__*Jeff On Top.* Plastic,  55x71x109 inches, 1991.__ Jeff Koons.

Jeff On Top. Plastic, 55x71x109 inches, 1991. Jeff Koons.

A boob. A flaccid penis. A couple having sex. A nude woman. And yes, there is a nude man too. At Miami’s Art Basel, there were naked people everywhere—in the flesh and in the work on display.

For “Desire,” his project at this year’s fair, art heavyweight Jeffrey Deitch used Instagram to call on nude female models. Created with another art heavy hitter, Larry Gagosian, “Desire” consists of 50 artists, from Picasso to Tom of Finland and all the way to Keith Haring, showing more “erotic work.” Artist Jeff Koons’s work of a naked couple having intercourse (above) is amongst the collection. Check, more bareness.

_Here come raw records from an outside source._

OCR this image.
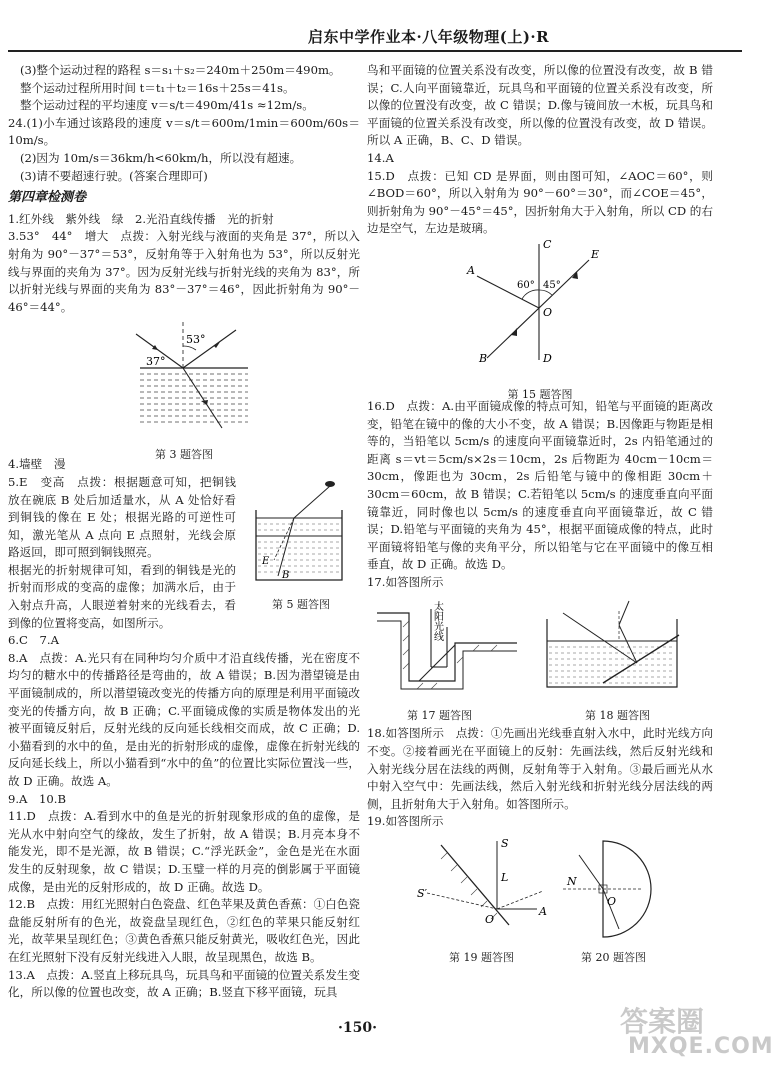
启东中学作业本·八年级物理(上)·R

(3)整个运动过程的路程 s＝s₁＋s₂＝240m＋250m＝490m。

整个运动过程所用时间 t＝t₁＋t₂＝16s＋25s＝41s。

整个运动过程的平均速度 v＝s/t＝490m/41s ≈12m/s。

24.(1)小车通过该路段的速度 v＝s/t＝600m/1min＝600m/60s＝10m/s。

(2)因为 10m/s＝36km/h<60km/h，所以没有超速。

(3)请不要超速行驶。(答案合理即可)

第四章检测卷

1.红外线　紫外线　绿　2.光沿直线传播　光的折射

3.53°　44°　增大　点拨：入射光线与液面的夹角是 37°，所以入射角为 90°－37°＝53°，反射角等于入射角也为 53°，所以反射光线与界面的夹角为 37°。因为反射光线与折射光线的夹角为 83°，所以折射光线与界面的夹角为 83°－37°＝46°，因此折射角为 90°－46°＝44°。

53°
37°
第 3 题答图

4.墙壁　漫

E
B
第 5 题答图

5.E　变高　点拨：根据题意可知，把铜钱放在碗底 B 处后加适量水，从 A 处恰好看到铜钱的像在 E 处；根据光路的可逆性可知，激光笔从 A 点向 E 点照射，光线会原路返回，即可照到铜钱照亮。

根据光的折射规律可知，看到的铜钱是光的折射而形成的变高的虚像；加满水后，由于入射点升高，人眼逆着射来的光线看去，看到像的位置将变高，如图所示。

6.C　7.A

8.A　点拨：A.光只有在同种均匀介质中才沿直线传播，光在密度不均匀的糖水中的传播路径是弯曲的，故 A 错误；B.因为潜望镜是由平面镜制成的，所以潜望镜改变光的传播方向的原理是利用平面镜改变光的传播方向，故 B 正确；C.平面镜成像的实质是物体发出的光被平面镜反射后，反射光线的反向延长线相交而成，故 C 正确；D.小猫看到的水中的鱼，是由光的折射形成的虚像，虚像在折射光线的反向延长线上，所以小猫看到“水中的鱼”的位置比实际位置浅一些，故 D 正确。故选 A。

9.A　10.B

11.D　点拨：A.看到水中的鱼是光的折射现象形成的鱼的虚像，是光从水中射向空气的缘故，发生了折射，故 A 错误；B.月亮本身不能发光，即不是光源，故 B 错误；C.“浮光跃金”，金色是光在水面发生的反射现象，故 C 错误；D.玉璧一样的月亮的倒影属于平面镜成像，是由光的反射形成的，故 D 正确。故选 D。

12.B　点拨：用红光照射白色瓷盘、红色苹果及黄色香蕉：①白色瓷盘能反射所有的色光，故瓷盘呈现红色，②红色的苹果只能反射红光，故苹果呈现红色；③黄色香蕉只能反射黄光，吸收红色光，因此在红光照射下没有反射光线进入人眼，故呈现黑色，故选 B。

13.A　点拨：A.竖直上移玩具鸟，玩具鸟和平面镜的位置关系发生变化，所以像的位置也改变，故 A 正确；B.竖直下移平面镜，玩具

鸟和平面镜的位置关系没有改变，所以像的位置没有改变，故 B 错误；C.人向平面镜靠近，玩具鸟和平面镜的位置关系没有改变，所以像的位置没有改变，故 C 错误；D.像与镜间放一木板，玩具鸟和平面镜的位置关系没有改变，所以像的位置没有改变，故 D 错误。所以 A 正确，B、C、D 错误。

14.A

15.D　点拨：已知 CD 是界面，则由图可知，∠AOC＝60°，则∠BOD＝60°，所以入射角为 90°－60°＝30°，而∠COE＝45°，则折射角为 90°－45°＝45°，因折射角大于入射角，所以 CD 的右边是空气，左边是玻璃。

C
D
A
B
E
O
60° 45°
第 15 题答图

16.D　点拨：A.由平面镜成像的特点可知，铅笔与平面镜的距离改变，铅笔在镜中的像的大小不变，故 A 错误；B.因像距与物距是相等的，当铅笔以 5cm/s 的速度向平面镜靠近时，2s 内铅笔通过的距离 s＝vt＝5cm/s×2s＝10cm，2s 后物距为 40cm－10cm＝30cm，像距也为 30cm，2s 后铅笔与镜中的像相距 30cm＋30cm＝60cm，故 B 错误；C.若铅笔以 5cm/s 的速度垂直向平面镜靠近，同时像也以 5cm/s 的速度垂直向平面镜靠近，故 C 错误；D.铅笔与平面镜的夹角为 45°，根据平面镜成像的特点，此时平面镜将铅笔与像的夹角平分，所以铅笔与它在平面镜中的像互相垂直，故 D 正确。故选 D。

17.如答图所示

太阳光线
第 17 题答图	第 18 题答图

18.如答图所示　点拨：①先画出光线垂直射入水中，此时光线方向不变。②接着画光在平面镜上的反射：先画法线，然后反射光线和入射光线分居在法线的两侧，反射角等于入射角。③最后画光从水中射入空气中：先画法线，然后入射光线和折射光线分居法线的两侧，且折射角大于入射角。如答图所示。

19.如答图所示

S
S′
L
O
A
N
O
第 19 题答图	第 20 题答图
·150·	答案圈
MXQE.COM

But wait: nudity is not art, and I, for one, barely noticed all this undress—until I did. As I walked around the white passages of the art fair, I noticed how nobody seemed shocked, or even enthralled, by the nudity on display. Attendees seemed to be more interested in sniffing for celebrities (Was that Sarah Jessica Parker? Did Heidi Klum just talk about her love for going to nude beaches?) or actively hunting for the next free booze table.

Artists used to use shock tactics to reveal the world to us. They laid bare the intricacies that made us fundamentally human and used everything in their abattoir to achieve just that. Andy Warhol pushed those soup cans on us to reveal our obsession with all things commercial. British bad-boy artist Damien Hirst bisected a calf and a cow in formaldehyde to make us contemplate death. American photographer Andres Serrano took a model of Christ on the cross and let it sink into a glass of his urine. But that was all in the last century, when we were still shockable.

Based on the work on display at Art Basel, nudity is still the apparent go-to for shock value in 2016. Here, artists attempted to use naked bodies to feed us, the outsiders, indecipherable statements about the world. Aside from Desire, NU MUSES used the fair to launch their 2017 calendar, inspired by “the forgotten art of the classic nude.” The artist Joan Semmel displayed paintings and drawings of the aging female body in the nude. A work by Richard Prince (who famously shot Brooke Shields naked at age ten) hung on a wall. I walked by the S&M-geared sculptures of Allen Jones, entitled Chair, Hatstand and Table. Artist Kenny Scharf had a painting with genitalia in full display and Eric Fischl showed First Sex. Even photographer Helmet Newton’s Big Nude was there.

Once you noticed all the nudity, it was pretty much everywhere—and its appeal drained right out of everything. If a nude model sits in a booth and nobody sees her, did it actually happen?

Clearly, I was meant to understand something bigger about nudity here, but the message just wasn’t forthcoming. That’s because attendees were being told to be shocked rather than going through the motions. The art world seemed to bow to an obsession with Kardashian celebrity and went spread-eagle with its imagery. Somewhere at Art Basel we should have been discussing a pussy being grabbed, but alas, we settled for something lesser.

In her book Glittering Images, Camille Paglia argues that the torrent of penises, spread-eagle dames and smut has not served the broader interests of art. Instead, it has provided fuel for a prejudice that the art world is filled with self-interested, entitled folk and “allowed itself to be defined in the public eye as an arrogant, insular fraternity with frivolous tastes and debased standards.” Paglia adds that the funding of school and civic arts programs have dried up and “art” as a concept has become less of a necessity and more of a “nice to have” item in the world. In sum, all this nudity (not porn, mind you) and very little to show for it.

Yes, of course, there are massive immediate issues at hand that need attention, from domestic surveillance to Medicare to the weaponization of fake news. But the art world has been our stalwart commentary on all of society including these very issues. Without art’s rightful place, what do we have? What is art’s go-to “shock value” worth when everyone and everyone is naked and no longer shocking? Is that when we eventually just become censored?

The world has changed viciously. Politically, we have seen a rise of the populist. Socially, we have seen the uprising of the protestor. The art world has yet to find its rightful place in the midst of all this change. Instead, artists are opting to show some nudes to shock us into what? Buying more art?

At Art Basel, attendees expected to see Kanye naked, hosting a salver of models in the flesh with no robe. But even that wouldn’t shock us into seeing beyond the art fair and taking the more important matters to heart. It’d just be a great clip to upload to our Facebook Lives.

We’ve seen it all at art fairs and online—videos of the most disgusting things you can think of, excessive violence and even a destruction of your childhood heroes. All for the sake of—and against—art. And thus why Elizabeth Peyton’s quiet portrait of President Barack Obama on a corner at the fair stood out in all its softness. Because of its very simplicity and unpretentiousness, it’s a powerful image, and he’s fully clothed in it.